Mayor Tony Ducker said the age of the meters has, in some instances, caused workers from the city’s water department to return to homes to re-read the meters more than once. In several cases, workers have needed to read the meters manually, rather than the usual method of receiving signals from the meters while driving by the property.
“When our trucks ride around, there’s an electronic signal that gets sent to them, and for whatever reason, more and more each month are not ‘pinging’ (getting a signal),” he said. “We’re trying to chip away at it as we can, but it is causing a logistical problem, due to having to re-read them.
“Typically, in the past, we’ve had to re-read 80 to a hundred; now we’re over a thousand that we’re having to re-read. So it’s been tough on Clearwater (Solutions, which runs the Public Works Department), when we could have them doing other things. It’s important that this is something we stay on until we get the problem solved.”
The current meters, which are manufactured by Badger Meters – which has locations throughout the United States, Mexico, Europe, the United Arab Emirates and Singapore – are being replaced with new meters from that same company. In some cases, the transponder of the meter is being replaced; in other cases, it’s the whole unit.
As of late last week, officials had already changed out 561 of the meters, which costs approximately $450 per replacement.
Ducker said the city’s meters are designed to “under-read,” meaning the usage shown on the meter is less than the actual usage.
“I know when people hear there’s a problem with the meter, they think that it’s ‘over-reading,’ but these matters are designed to ‘under-read’ when it’s all said and done,” he said.
Officials expect the entire replacement project to take approximately a year.
“Let’s say I need 3,000 meters at $450 each; you can imagine that real quickly, you’re over a million dollars just purchasing the meters,” Ducker said. “Then you’ve got the logistics of actually getting them into the ground.
“So what I would push for is that we would budget to buy a large number of them, and best case scenario, we would have our own people put them in, just because they’re more familiar with the system.
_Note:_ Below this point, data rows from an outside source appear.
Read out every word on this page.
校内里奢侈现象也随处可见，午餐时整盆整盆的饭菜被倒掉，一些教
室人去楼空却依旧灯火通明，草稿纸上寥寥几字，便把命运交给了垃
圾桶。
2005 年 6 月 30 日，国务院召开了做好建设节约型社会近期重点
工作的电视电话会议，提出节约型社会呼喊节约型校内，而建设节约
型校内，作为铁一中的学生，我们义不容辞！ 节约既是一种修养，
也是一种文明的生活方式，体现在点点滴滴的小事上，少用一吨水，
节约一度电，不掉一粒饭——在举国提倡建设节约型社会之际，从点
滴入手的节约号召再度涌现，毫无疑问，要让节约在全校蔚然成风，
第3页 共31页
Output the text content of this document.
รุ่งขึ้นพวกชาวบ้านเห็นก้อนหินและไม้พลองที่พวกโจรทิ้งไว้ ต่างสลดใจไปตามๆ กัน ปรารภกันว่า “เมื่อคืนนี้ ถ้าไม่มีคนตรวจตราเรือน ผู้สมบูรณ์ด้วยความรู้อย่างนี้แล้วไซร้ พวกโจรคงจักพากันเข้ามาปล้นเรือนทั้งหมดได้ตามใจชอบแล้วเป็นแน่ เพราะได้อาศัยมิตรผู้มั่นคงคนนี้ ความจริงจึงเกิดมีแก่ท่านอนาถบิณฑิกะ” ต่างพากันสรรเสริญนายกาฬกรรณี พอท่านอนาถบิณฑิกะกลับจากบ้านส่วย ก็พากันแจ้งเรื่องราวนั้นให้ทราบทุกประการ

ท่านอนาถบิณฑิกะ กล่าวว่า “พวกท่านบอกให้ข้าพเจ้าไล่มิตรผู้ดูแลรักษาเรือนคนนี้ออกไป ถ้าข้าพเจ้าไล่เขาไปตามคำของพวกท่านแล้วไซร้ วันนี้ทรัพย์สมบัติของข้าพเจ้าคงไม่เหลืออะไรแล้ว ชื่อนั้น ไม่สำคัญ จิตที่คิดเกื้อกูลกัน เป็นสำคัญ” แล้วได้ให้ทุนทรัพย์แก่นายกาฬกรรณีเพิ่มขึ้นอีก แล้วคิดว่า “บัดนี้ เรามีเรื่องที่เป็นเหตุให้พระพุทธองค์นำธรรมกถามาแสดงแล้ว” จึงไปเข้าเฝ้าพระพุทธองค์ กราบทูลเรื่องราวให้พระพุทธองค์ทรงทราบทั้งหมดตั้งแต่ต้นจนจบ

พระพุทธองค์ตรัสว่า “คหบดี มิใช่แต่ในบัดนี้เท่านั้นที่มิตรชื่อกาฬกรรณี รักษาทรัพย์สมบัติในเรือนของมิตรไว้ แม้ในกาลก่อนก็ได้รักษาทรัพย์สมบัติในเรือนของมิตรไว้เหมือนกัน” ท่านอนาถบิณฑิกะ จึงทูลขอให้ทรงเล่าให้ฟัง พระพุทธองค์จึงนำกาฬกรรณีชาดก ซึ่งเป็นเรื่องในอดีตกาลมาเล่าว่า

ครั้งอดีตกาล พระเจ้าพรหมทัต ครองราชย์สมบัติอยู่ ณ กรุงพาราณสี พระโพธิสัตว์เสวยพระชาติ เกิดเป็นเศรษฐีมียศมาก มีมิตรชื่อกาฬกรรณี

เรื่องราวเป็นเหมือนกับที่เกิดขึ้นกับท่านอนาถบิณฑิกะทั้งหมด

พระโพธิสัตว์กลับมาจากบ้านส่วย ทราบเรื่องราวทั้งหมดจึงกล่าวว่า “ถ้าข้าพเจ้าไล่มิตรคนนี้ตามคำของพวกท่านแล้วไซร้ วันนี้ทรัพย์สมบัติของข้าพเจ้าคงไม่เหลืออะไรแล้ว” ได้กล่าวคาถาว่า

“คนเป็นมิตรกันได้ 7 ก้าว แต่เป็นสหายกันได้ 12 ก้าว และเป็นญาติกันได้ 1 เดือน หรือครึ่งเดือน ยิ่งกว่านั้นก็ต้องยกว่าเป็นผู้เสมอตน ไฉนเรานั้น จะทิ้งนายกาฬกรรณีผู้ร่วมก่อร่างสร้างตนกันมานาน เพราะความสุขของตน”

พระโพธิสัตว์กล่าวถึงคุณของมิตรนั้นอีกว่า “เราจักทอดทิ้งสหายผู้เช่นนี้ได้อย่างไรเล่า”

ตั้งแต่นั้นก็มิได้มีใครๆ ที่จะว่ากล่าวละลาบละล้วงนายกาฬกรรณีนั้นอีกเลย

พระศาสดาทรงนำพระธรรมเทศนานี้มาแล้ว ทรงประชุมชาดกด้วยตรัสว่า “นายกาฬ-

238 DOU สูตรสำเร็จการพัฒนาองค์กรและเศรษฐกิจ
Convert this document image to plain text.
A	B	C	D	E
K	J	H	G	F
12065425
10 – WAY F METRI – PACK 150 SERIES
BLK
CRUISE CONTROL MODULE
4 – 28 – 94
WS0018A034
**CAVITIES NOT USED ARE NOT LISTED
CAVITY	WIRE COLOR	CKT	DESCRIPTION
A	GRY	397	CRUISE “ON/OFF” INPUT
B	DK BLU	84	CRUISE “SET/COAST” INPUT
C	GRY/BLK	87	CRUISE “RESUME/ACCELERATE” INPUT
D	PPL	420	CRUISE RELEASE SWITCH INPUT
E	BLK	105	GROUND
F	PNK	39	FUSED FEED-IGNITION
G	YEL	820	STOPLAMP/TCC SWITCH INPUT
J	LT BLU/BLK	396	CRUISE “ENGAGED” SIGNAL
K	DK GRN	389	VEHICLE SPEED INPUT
But as they say, everything we do has a dollar amount. And we’re kind of in the situation now where we replace 10 and then you have ten more ‘pinging.’”
In early April, officials from the City of Hattiesburg began implementing the first steps to upgrade approximately 14,000 water meters throughout the city, which is expected to streamline the meter-reading process and eliminate the issues that some customers have seen with longer-than-usual billing cycles. Mayor Toby Barker said many of the dials and endpoints on the current water meters – which transmit water usage to city workers driving by the meters in trucks – are beginning to go out after 15 years of service.
Hattiesburg’s water department staff is currently manually reading approximately 8,600 water meters after 6,400 pieces of equipment malfunctioned last year.
If all goes according to plan, the project will take between eight to 12 months.
The new equipment also will provide customers with real-time access to water meter readings, including daily, weekly and monthly water usage. The technology also will be able to alert customers is a leak is detected in their home or business.
“Peoples’ bills are not going to go up because of this – it’s money that we’ve already got budgeted that’s going to be transferred to debt service,” Barker said. “We’re going to start financing to replace the entire city, especially residential service, to a new cellular device.
“This will have a 20-year warranty, 10 of which is full, and then it pro-rates down after that. Instead of an incremental approach to changing out dials and endpoints for people that have issues with their individual meters, we’re going to (do this) city-wide.”